Di Eropa, sikap wait-and-see mendominasi menjelang pengumuman suku bunga European Central Bank (ECB) pada hari yang sama. Euro Stoxx 50 terkoreksi 0,66%, sementara FTSE 100 di London justru menguat tipis 0,27% berkat penguatan saham properti dan sektor defensif. Pasar Asia-Pasifik juga tak luput dari tekanan: Hang Seng Index Hong Kong turun 1,11% akibat risiko pasokan energi dan sentimen rapuh, sedangkan Nikkei 225 hampir flat. Indeks ASX 200 Australia melemah 0,13%.
Bursa saham Indonesia, yang pada perdagangan sebelumnya sempat tertekan, diperkirakan akan kembali menghadapi tekanan jual. Indeks Harga Saham Gabungan (IHSG) berpotensi melemah mengikuti sentimen global yang suram. Namun, kenaikan harga komoditas seperti emas dan minyak bumi bisa memberikan dukungan bagi saham-saham tambang dan energi di dalam negeri. Indeks ASX 300 Metals and Mining yang naik 0,52% menjadi sinyal positif bagi sektor pertambangan regional.

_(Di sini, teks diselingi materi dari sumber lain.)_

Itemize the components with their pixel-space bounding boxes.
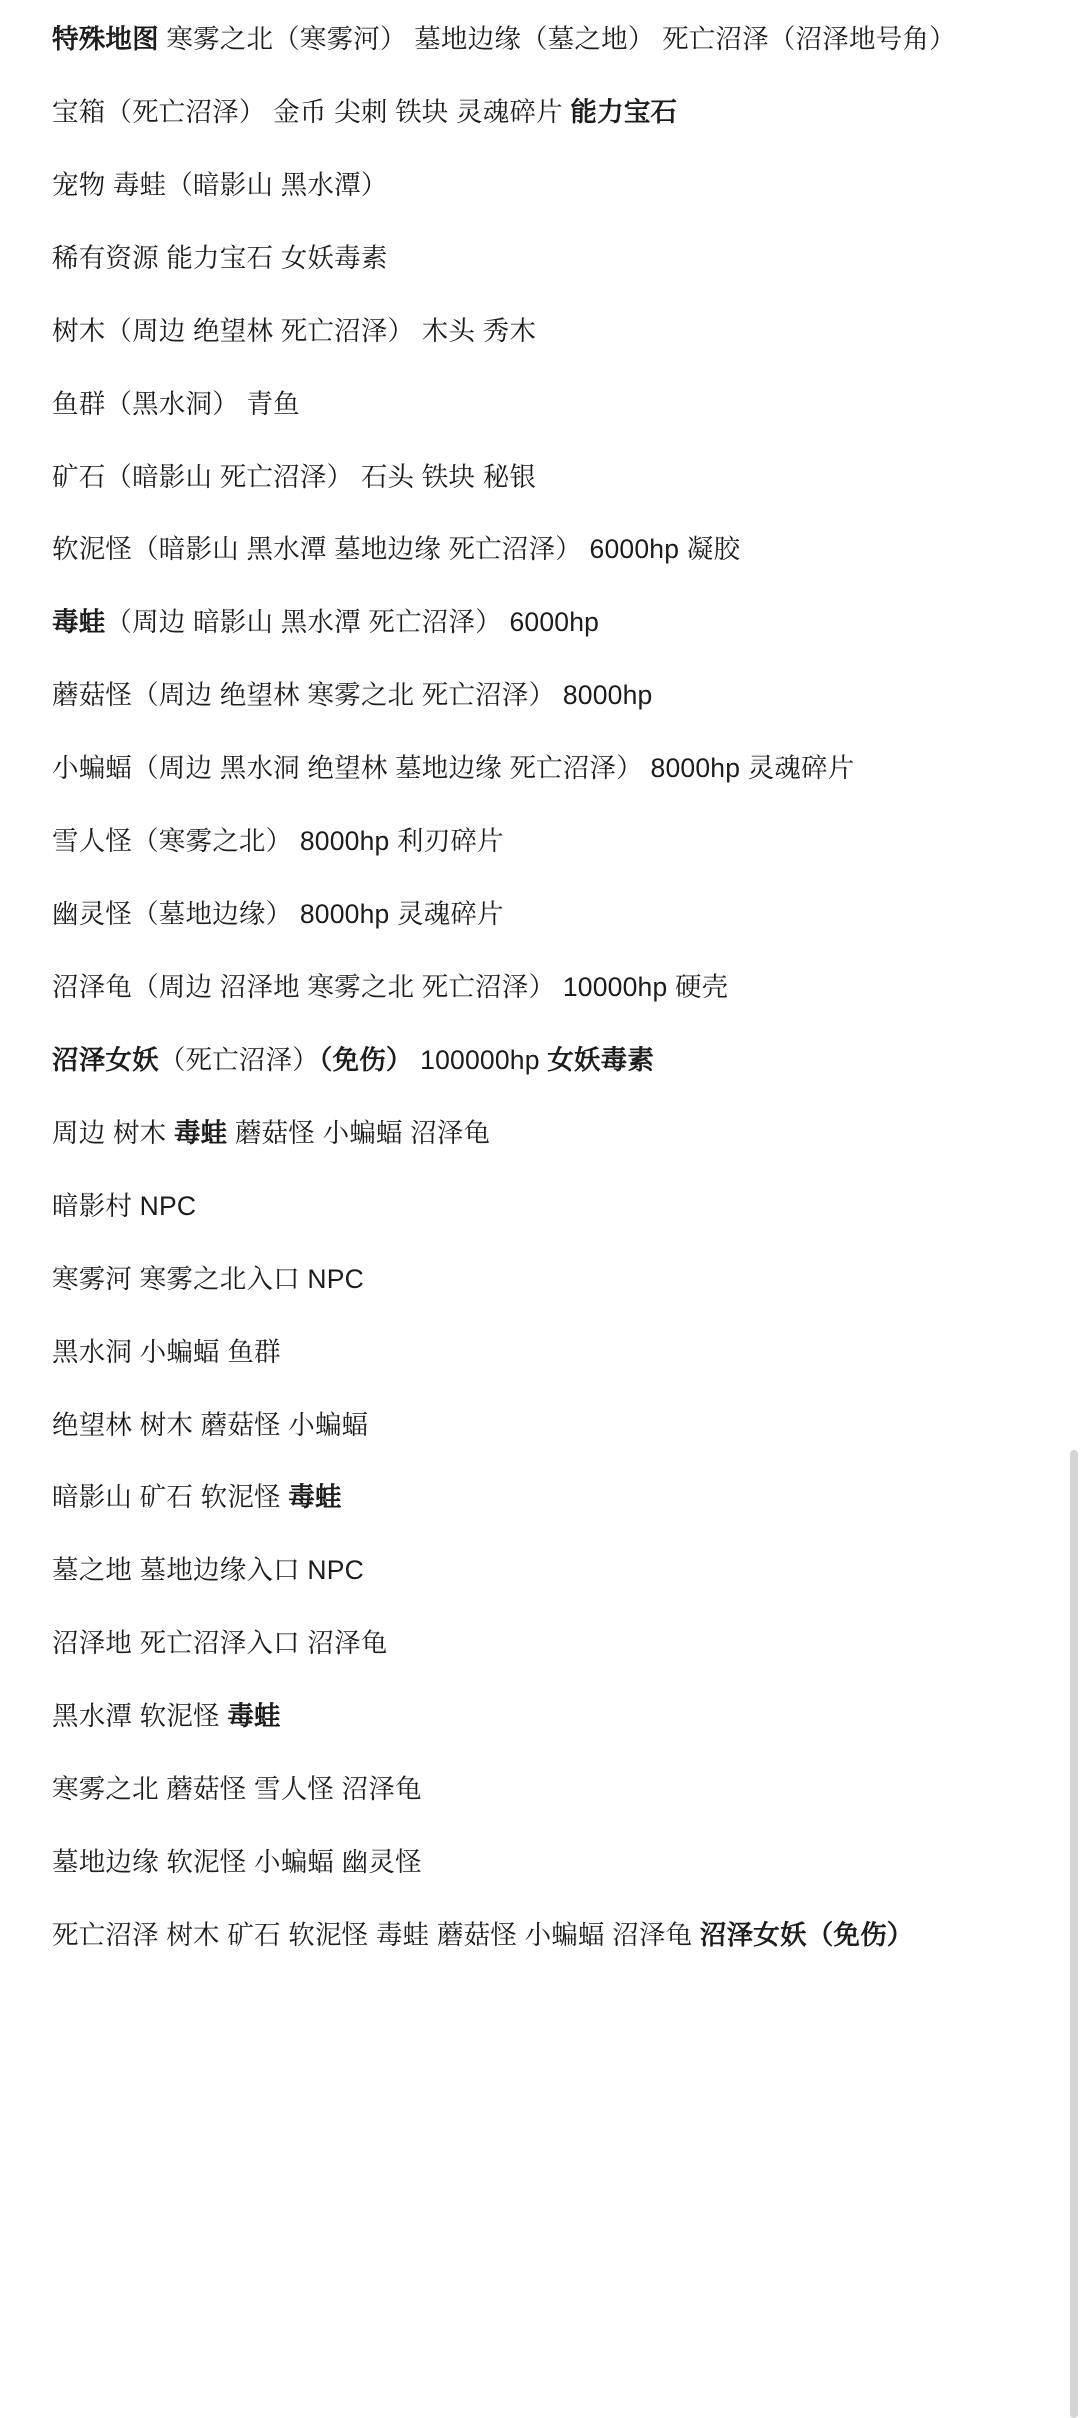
paragraph-trees — [52, 310, 1028, 353]
text-segment: 宝箱（死亡沼泽） 金币 尖刺 铁块 灵魂碎片 — [52, 96, 571, 127]
text-segment: 特殊地图 — [52, 24, 159, 54]
paragraph-fish-school — [52, 383, 1028, 426]
paragraph-small-bat — [52, 747, 1028, 790]
paragraph-poison-frog — [52, 601, 1028, 644]
text-segment: （免伤） — [319, 1044, 413, 1075]
text-segment: 矿石（暗影山 死亡沼泽） 石头 铁块 秘银 — [52, 461, 537, 492]
paragraph-area-shadow-village — [52, 1185, 1028, 1228]
text-segment: 软泥怪（暗影山 黑水潭 墓地边缘 死亡沼泽） 6000hp 凝胶 — [52, 534, 741, 565]
text-segment: 黑水洞 小蝙蝠 鱼群 — [52, 1336, 281, 1367]
text-segment: 毒蛙 — [288, 1482, 342, 1513]
text-segment: 小蝙蝠（周边 黑水洞 绝望林 墓地边缘 死亡沼泽） 8000hp 灵魂碎片 — [52, 753, 855, 784]
text-segment: 暗影村 NPC — [52, 1190, 197, 1221]
text-segment: 稀有资源 能力宝石 女妖毒素 — [52, 242, 388, 273]
text-segment: 雪人怪（寒雾之北） 8000hp 利刃碎片 — [52, 826, 504, 857]
text-segment: 死亡沼泽 树木 矿石 软泥怪 毒蛙 蘑菇怪 小蝙蝠 沼泽龟 — [52, 1919, 700, 1950]
text-segment: 沼泽女妖 — [52, 1044, 159, 1075]
text-segment: 寒雾之北（寒雾河） 墓地边缘（墓之地） 死亡沼泽（沼泽地号角） — [158, 24, 956, 54]
paragraph-area-grave-land — [52, 1549, 1028, 1592]
paragraph-area-shadow-mountain — [52, 1476, 1028, 1519]
paragraph-mushroom-monster — [52, 674, 1028, 717]
scrollbar-thumb[interactable] — [1070, 1450, 1078, 2418]
paragraph-area-cold-mist-north — [52, 1768, 1028, 1811]
text-segment: 墓地边缘 软泥怪 小蝙蝠 幽灵怪 — [52, 1847, 422, 1878]
text-segment: 沼泽龟（周边 沼泽地 寒雾之北 死亡沼泽） 10000hp 硬壳 — [52, 971, 729, 1002]
paragraph-pet — [52, 164, 1028, 207]
text-segment: （死亡沼泽） — [158, 1044, 320, 1075]
paragraph-area-swamp-land — [52, 1622, 1028, 1665]
paragraph-swamp-banshee — [52, 1039, 1028, 1082]
text-segment: 周边 树木 — [52, 1117, 174, 1148]
text-segment: 毒蛙 — [173, 1117, 228, 1148]
text-segment: 鱼群（黑水洞） 青鱼 — [52, 388, 300, 419]
paragraph-area-surroundings — [52, 1112, 1028, 1155]
paragraph-area-black-water-cave — [52, 1331, 1028, 1374]
paragraph-rare-resource — [52, 237, 1028, 280]
vertical-scrollbar[interactable] — [1070, 0, 1078, 2418]
paragraph-swamp-turtle — [52, 966, 1028, 1009]
text-segment: （周边 暗影山 黑水潭 死亡沼泽） 6000hp — [105, 607, 600, 638]
text-segment: 寒雾之北 蘑菇怪 雪人怪 沼泽龟 — [52, 1774, 422, 1805]
text-segment: 100000hp — [412, 1044, 548, 1075]
text-segment: 女妖毒素 — [547, 1044, 655, 1075]
text-segment: 幽灵怪（墓地边缘） 8000hp 灵魂碎片 — [52, 899, 504, 930]
text-segment: 毒蛙 — [52, 607, 106, 638]
paragraph-area-cold-mist-river — [52, 1258, 1028, 1301]
text-segment: 沼泽地 死亡沼泽入口 沼泽龟 — [52, 1628, 388, 1659]
text-segment: 寒雾河 寒雾之北入口 NPC — [52, 1263, 364, 1294]
text-segment: 沼泽女妖（免伤） — [699, 1919, 914, 1950]
paragraph-area-grave-edge — [52, 1841, 1028, 1884]
paragraph-slime — [52, 528, 1028, 571]
text-segment: 绝望林 树木 蘑菇怪 小蝙蝠 — [52, 1409, 369, 1440]
paragraph-treasure-chest — [52, 91, 1028, 134]
text-segment: 暗影山 矿石 软泥怪 — [52, 1482, 289, 1513]
text-segment: 蘑菇怪 小蝙蝠 沼泽龟 — [227, 1117, 491, 1148]
paragraph-special-maps — [52, 18, 1028, 61]
paragraph-ore — [52, 456, 1028, 499]
paragraph-ghost-monster — [52, 893, 1028, 936]
paragraph-area-black-water-pool — [52, 1695, 1028, 1738]
text-segment: 宠物 毒蛙（暗影山 黑水潭） — [52, 169, 388, 200]
paragraph-snowman-monster — [52, 820, 1028, 863]
text-segment: 墓之地 墓地边缘入口 NPC — [52, 1555, 364, 1586]
paragraph-area-death-swamp — [52, 1914, 1028, 1957]
text-segment: 能力宝石 — [570, 96, 678, 127]
text-segment: 树木（周边 绝望林 死亡沼泽） 木头 秀木 — [52, 315, 537, 346]
text-segment: 毒蛙 — [227, 1701, 281, 1732]
paragraph-area-despair-forest — [52, 1404, 1028, 1447]
text-segment: 黑水潭 软泥怪 — [52, 1701, 228, 1732]
text-segment: 蘑菇怪（周边 绝望林 寒雾之北 死亡沼泽） 8000hp — [52, 680, 653, 711]
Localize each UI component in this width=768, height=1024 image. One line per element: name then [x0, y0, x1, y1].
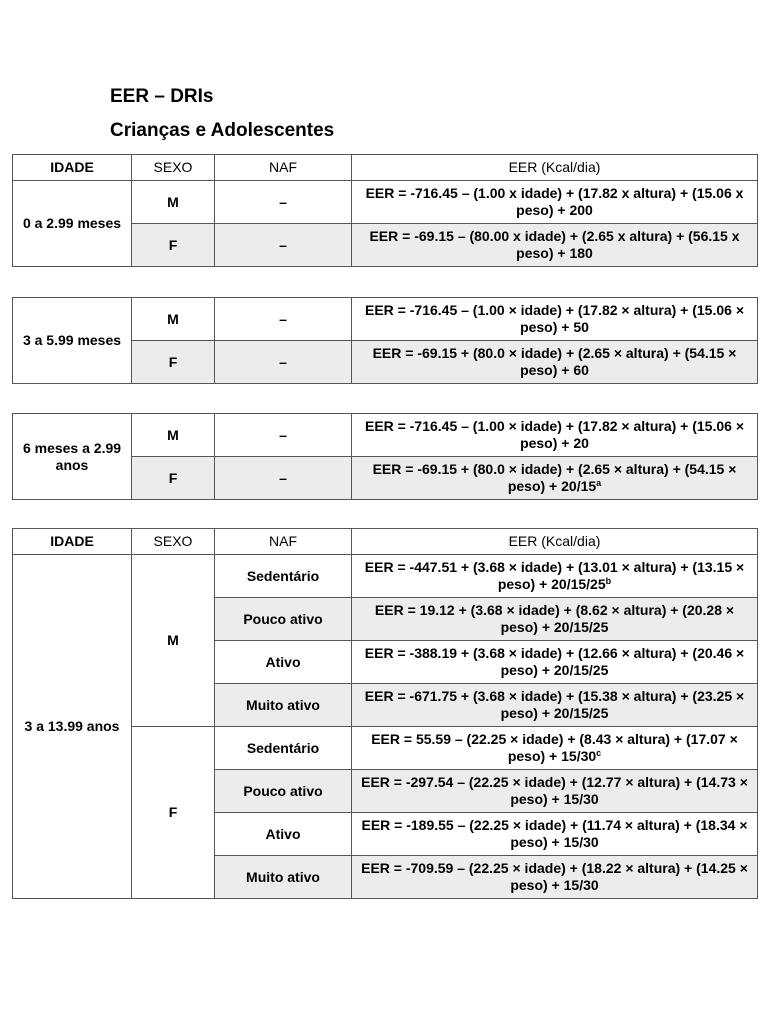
- page-title: EER – DRIs: [110, 86, 214, 107]
- formula-cell: EER = -69.15 + (80.0 × idade) + (2.65 × altura) + (54.15 × peso) + 60: [352, 341, 758, 384]
- sex-cell: M: [132, 181, 215, 224]
- table-header-row: [13, 529, 758, 555]
- header-idade: IDADE: [13, 155, 132, 181]
- eer-table-0-3-months: [12, 154, 758, 267]
- formula-cell: EER = -189.55 – (22.25 × idade) + (11.74 × altura) + (18.34 × peso) + 15/30: [352, 813, 758, 856]
- header-eer: EER (Kcal/dia): [352, 529, 758, 555]
- formula-cell: EER = -716.45 – (1.00 × idade) + (17.82 × altura) + (15.06 × peso) + 20: [352, 414, 758, 457]
- formula-cell: EER = -388.19 + (3.68 × idade) + (12.66 × altura) + (20.46 × peso) + 20/15/25: [352, 641, 758, 684]
- formula-cell: EER = -709.59 – (22.25 × idade) + (18.22 × altura) + (14.25 × peso) + 15/30: [352, 856, 758, 899]
- naf-cell: Sedentário: [215, 555, 352, 598]
- eer-table-3-14-years: [12, 528, 758, 899]
- naf-cell: Ativo: [215, 641, 352, 684]
- table-header-row: [13, 155, 758, 181]
- sex-cell: F: [132, 457, 215, 500]
- table-row: [13, 414, 758, 457]
- formula-cell: EER = -716.45 – (1.00 × idade) + (17.82 × altura) + (15.06 × peso) + 50: [352, 298, 758, 341]
- eer-table-3-6-months: [12, 297, 758, 384]
- naf-cell: –: [215, 341, 352, 384]
- naf-cell: Muito ativo: [215, 684, 352, 727]
- sex-cell: M: [132, 414, 215, 457]
- header-eer: EER (Kcal/dia): [352, 155, 758, 181]
- naf-cell: Ativo: [215, 813, 352, 856]
- age-cell: 0 a 2.99 meses: [13, 181, 132, 267]
- footnote-marker: c: [596, 748, 602, 758]
- naf-cell: –: [215, 457, 352, 500]
- naf-cell: –: [215, 224, 352, 267]
- header-sexo: SEXO: [132, 529, 215, 555]
- eer-table-6-months-3-years: [12, 413, 758, 500]
- formula-cell: EER = -671.75 + (3.68 × idade) + (15.38 × altura) + (23.25 × peso) + 20/15/25: [352, 684, 758, 727]
- footnote-marker: b: [605, 576, 612, 586]
- naf-cell: Pouco ativo: [215, 770, 352, 813]
- table-row: [13, 555, 758, 598]
- formula-cell: EER = -447.51 + (3.68 × idade) + (13.01 × altura) + (13.15 × peso) + $20/15/25^b$: [352, 555, 758, 598]
- sex-cell: F: [132, 727, 215, 899]
- formula-cell: EER = 55.59 – (22.25 × idade) + (8.43 × altura) + (17.07 × peso) + $15/30^c$: [352, 727, 758, 770]
- naf-cell: Muito ativo: [215, 856, 352, 899]
- header-naf: NAF: [215, 155, 352, 181]
- naf-cell: Pouco ativo: [215, 598, 352, 641]
- naf-cell: –: [215, 181, 352, 224]
- naf-cell: –: [215, 298, 352, 341]
- naf-cell: –: [215, 414, 352, 457]
- page-subtitle: Crianças e Adolescentes: [110, 120, 335, 141]
- formula-cell: EER = -69.15 + (80.0 × idade) + (2.65 × altura) + (54.15 × peso) + $20/15^a$: [352, 457, 758, 500]
- footnote-marker: a: [596, 478, 602, 488]
- formula-cell: EER = -69.15 – (80.00 x idade) + (2.65 x altura) + (56.15 x peso) + 180: [352, 224, 758, 267]
- header-idade: IDADE: [13, 529, 132, 555]
- table-row: [13, 181, 758, 224]
- age-cell: 3 a 5.99 meses: [13, 298, 132, 384]
- age-cell: 6 meses a 2.99 anos: [13, 414, 132, 500]
- formula-cell: EER = -716.45 – (1.00 x idade) + (17.82 x altura) + (15.06 x peso) + 200: [352, 181, 758, 224]
- sex-cell: F: [132, 224, 215, 267]
- formula-cell: EER = -297.54 – (22.25 × idade) + (12.77 × altura) + (14.73 × peso) + 15/30: [352, 770, 758, 813]
- header-sexo: SEXO: [132, 155, 215, 181]
- sex-cell: M: [132, 298, 215, 341]
- formula-cell: EER = 19.12 + (3.68 × idade) + (8.62 × altura) + (20.28 × peso) + 20/15/25: [352, 598, 758, 641]
- table-row: [13, 298, 758, 341]
- header-naf: NAF: [215, 529, 352, 555]
- age-cell: 3 a 13.99 anos: [13, 555, 132, 899]
- naf-cell: Sedentário: [215, 727, 352, 770]
- sex-cell: F: [132, 341, 215, 384]
- sex-cell: M: [132, 555, 215, 727]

Sementara itu, bursa Afrika Selatan (JSE) juga bersiap dibuka lebih rendah setelah pada Rabu (27/9) indeks All Share jatuh 1,38% dan Top 40 merosot 1,48%. Sektor sumber daya menjadi yang paling terpukul dengan indeks Precious Metals Mining ambles 4,76%. Saham AngloGold Ashanti turun 5,9%, Northam Platinum melemah 6,3%, dan African Rainbow Minerals anjlok 8,1% ke level terendah enam bulan. Aksi jual ini dipicu oleh laporan serangan militer AS terhadap sasaran di Iran untuk hari kedua berturut-turut, yang meningkatkan ketidakpastian geopolitik.
Bagi investor Indonesia, kombinasi inflasi AS yang tinggi, konflik Timur Tengah, dan kebijakan moneter ketat di negara maju menjadi pengingat bahwa volatilitas masih akan berlanjut. Di sisi lain, kenaikan harga minyak dan logam mulia bisa menjadi berkah bagi emiten komoditas. Pertanyaan besarnya, akankah Bank Indonesia ikut menyesuaikan suku bunga acuan untuk mengantisipasi dampak rambatan global? Keputusan ECB pada Kamis ini akan menjadi salah satu petunjuk arah pasar ke depan.